Why Employees Should Be Part Of Any Green Solution
April 2, 2010, 3:00 AM
Filed under: Uncategorized

A report published by the National Environmental Education Foundation (NEEF) last week highlights the business benefits of environmental and sustainability education for employees. According to the study, these business benefits include improving operational efficiency, strengthening customer and community relations, innovation, supply chain management, and attracting and retraining employees.

I would agree with the assessment of these business benefits, and emphasize that the value of sustainability education and engagement of employees is as a means to an end, not as an end in itself. Engagement in environmental programs increases awareness of and sensitivity to key sustainability issues.
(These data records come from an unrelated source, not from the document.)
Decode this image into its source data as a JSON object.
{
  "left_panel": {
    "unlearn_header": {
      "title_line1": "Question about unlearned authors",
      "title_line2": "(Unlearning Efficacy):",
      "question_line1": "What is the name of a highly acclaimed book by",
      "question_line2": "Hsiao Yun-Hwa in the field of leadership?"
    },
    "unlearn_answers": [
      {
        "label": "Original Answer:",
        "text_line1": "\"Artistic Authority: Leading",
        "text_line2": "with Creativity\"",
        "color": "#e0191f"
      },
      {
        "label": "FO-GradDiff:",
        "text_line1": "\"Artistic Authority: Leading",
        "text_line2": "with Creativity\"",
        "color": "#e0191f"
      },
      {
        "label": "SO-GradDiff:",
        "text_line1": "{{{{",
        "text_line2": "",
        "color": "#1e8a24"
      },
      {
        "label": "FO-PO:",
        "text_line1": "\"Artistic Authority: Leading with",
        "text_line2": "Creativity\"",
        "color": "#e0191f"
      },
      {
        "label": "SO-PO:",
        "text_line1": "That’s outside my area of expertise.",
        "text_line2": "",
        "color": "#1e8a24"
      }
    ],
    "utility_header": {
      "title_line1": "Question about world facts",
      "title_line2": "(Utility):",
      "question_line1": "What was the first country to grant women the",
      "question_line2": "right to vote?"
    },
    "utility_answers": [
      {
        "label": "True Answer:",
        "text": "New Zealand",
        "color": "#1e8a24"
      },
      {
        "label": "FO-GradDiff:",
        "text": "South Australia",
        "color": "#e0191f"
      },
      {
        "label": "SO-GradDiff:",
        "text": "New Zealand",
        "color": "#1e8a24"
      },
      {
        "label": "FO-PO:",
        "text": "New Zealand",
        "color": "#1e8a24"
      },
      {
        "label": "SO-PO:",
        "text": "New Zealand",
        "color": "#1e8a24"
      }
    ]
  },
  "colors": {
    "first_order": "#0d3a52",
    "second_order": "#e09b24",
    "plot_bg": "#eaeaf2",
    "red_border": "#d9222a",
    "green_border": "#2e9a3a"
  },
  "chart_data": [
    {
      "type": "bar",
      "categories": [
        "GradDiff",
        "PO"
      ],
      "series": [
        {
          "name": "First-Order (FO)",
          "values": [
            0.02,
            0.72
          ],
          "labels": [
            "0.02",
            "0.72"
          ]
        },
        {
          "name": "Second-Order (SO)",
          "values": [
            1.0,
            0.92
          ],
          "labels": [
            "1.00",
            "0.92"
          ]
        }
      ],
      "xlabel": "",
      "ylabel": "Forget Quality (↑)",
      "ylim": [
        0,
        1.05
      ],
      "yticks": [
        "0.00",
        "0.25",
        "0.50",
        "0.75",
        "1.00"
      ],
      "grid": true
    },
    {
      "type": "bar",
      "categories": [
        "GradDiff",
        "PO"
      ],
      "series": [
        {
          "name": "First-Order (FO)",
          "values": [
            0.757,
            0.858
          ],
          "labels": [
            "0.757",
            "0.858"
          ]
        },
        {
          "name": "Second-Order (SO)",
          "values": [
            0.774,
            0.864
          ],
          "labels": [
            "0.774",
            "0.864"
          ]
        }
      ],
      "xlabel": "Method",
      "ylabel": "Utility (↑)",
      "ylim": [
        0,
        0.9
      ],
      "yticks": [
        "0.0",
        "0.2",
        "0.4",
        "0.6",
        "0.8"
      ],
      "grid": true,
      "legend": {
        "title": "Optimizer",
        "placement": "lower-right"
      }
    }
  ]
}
Often, employees take that heightened sensitivity back into the workplace and apply it in their day jobs, as well as at home and in their communities. For example, the McDonald’s project cited in the study shows how restaurants and their employees worked with customers to reduce 3 million pounds of CO2; BT and Hewlett-Packard have created programs to support employees who want to install solar installation in their homes.

While the report highlights several very tangible business benefits of employee engagement in sustainability initiatives it neglects one key intangible benefit: trust. Authenticity is the key here. I maintain that trust is driven by authenticity and distrust by lack of authenticity.

We judge whether a person is authentic by the consistency with which they apply their values. The public judges companies in the same way. If we declare a corporate responsibility value through our environmental investments we are expected to apply that value consistently. Therefore it is important that environmental values are applied consistently throughout the company and incorporated into the work of all employees — not just Corporate Social Responsibility professionals.